一路追查worker初始化的地方的来源：

queues = [cli_config.queue_class(queue,
                                    connection=cli_config.connection,
                                    job_class=cli_config.job_class)
            for queue in queues]
worker = cli_config.worker_class(queues,
                                    name=name,
                                    connection=cli_config.connection,
                                    default_worker_ttl=worker_ttl,
                                    default_result_ttl=results_ttl,
                                    job_class=cli_config.job_class,
                                    queue_class=cli_config.queue_class,
                                    exception_handlers=exception_handlers or None)

worker.work(burst=burst)

就可以追查到上述默认值，这些值我们之后还会看到。

探究 `work`

打开 worker.py，找到 def work：

def work(self, burst=False, logging_level="INFO"):
    """Starts the work loop.

    Pops and performs all jobs on the current list of queues.  When all
    queues are empty, block and wait for new jobs to arrive on any of the
    queues, unless `burst` mode is enabled.

    The return value indicates whether any jobs were processed.
    """
    setup_loghandlers(logging_level)
    self._install_signal_handlers()

    did_perform_work = False
    self.register_birth()
    self.log.info("RQ worker {0!r} started, version {1}".format(self.key, VERSION))
    self.set_state(WorkerStatus.STARTED)

    try:
        while True:
            try:
                self.check_for_suspension(burst)

                if self.should_run_maintenance_tasks:
                    self.clean_registries()

                if self._stop_requested:
                    self.log.info('Stopping on request')
                    break

                timeout = None if burst else max(1, self.default_worker_ttl - 60)

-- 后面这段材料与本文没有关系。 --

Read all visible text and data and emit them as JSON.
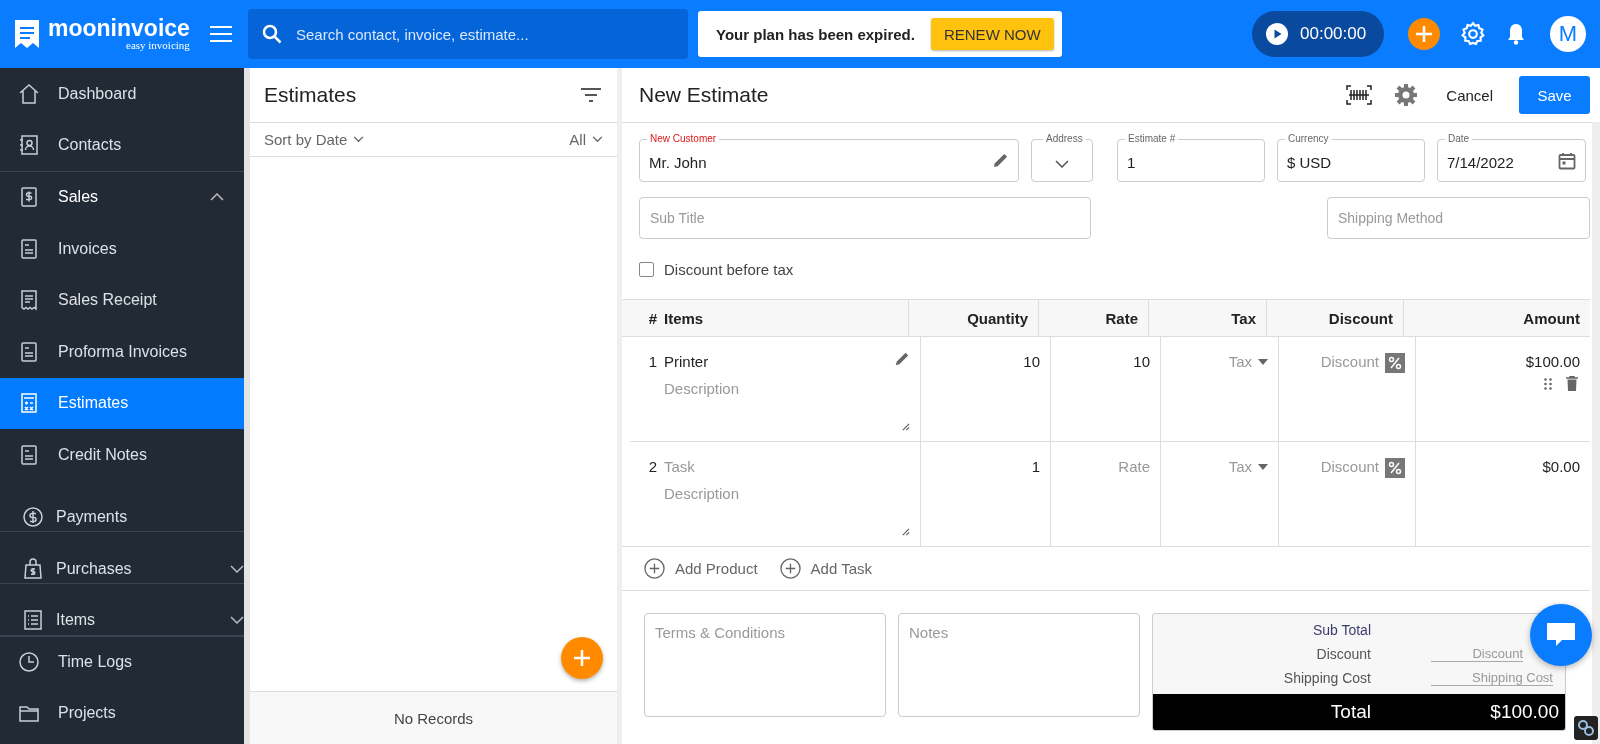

                result = self.dequeue_job_and_maintain_ttl(timeout)
                if result is None:
                    if burst:
                        self.log.info("RQ worker {0!r} done, quitting".format(self.key))
                    break

                job, queue = result
                self.execute_job(job, queue)
                self.heartbeat()

                did_perform_work = True

            except StopRequested:
                break
    finally:
        if not self.is_horse:
            self.register_death()
    return did_perform_work

可以看到这一段代码做的事情：

配置好日志
安装好信号处理器
注册worker
把状态设置成开始工作
然后开始进入循环
- 检查当前worker是否被暂停了
- 弹出一个job来
- 开始执行job
- 执行完成之后发送心跳

job?这应该就是我们的任务了，那么，它是从何而来呢？我们的worker是怎么知道哪个任务从何而来呢？

job从何而来

我们可以看到，job是从 job, queue = result 来的，而 result 是从 result = self.dequeue_job_and_maintain_ttl(timeout)来的。我们看看后者：

def dequeue_job_and_maintain_ttl(self, timeout):
    result = None
    qnames = self.queue_names()

    self.set_state(WorkerStatus.IDLE)
    self.procline('Listening on {0}'.format(','.join(qnames)))
    self.log.info('')
    self.log.info('*** Listening on {0}...'.format(green(', '.join(qnames))))

    while True:
        self.heartbeat()

        try:
            result = self.queue_class.dequeue_any(self.queues, timeout,
                                                    connection=self.connection,
                                                    job_class=self.job_class)
            if result is not None:
                job, queue = result
                self.log.info('{0}: {1} ({2})'.format(green(queue.name),
                                                        blue(job.description), job.id))

            break
        except DequeueTimeout:
            pass

    self.heartbeat()
    return result

继续追查 self.queue_class.dequeue_any 就是 queue.py 里的 Queue 的函数：

@classmethod
def dequeue_any(cls, queues, timeout, connection=None, job_class=None):
    """Class method returning the job_class instance at the front of the given
    set of Queues, where the order of the queues is important.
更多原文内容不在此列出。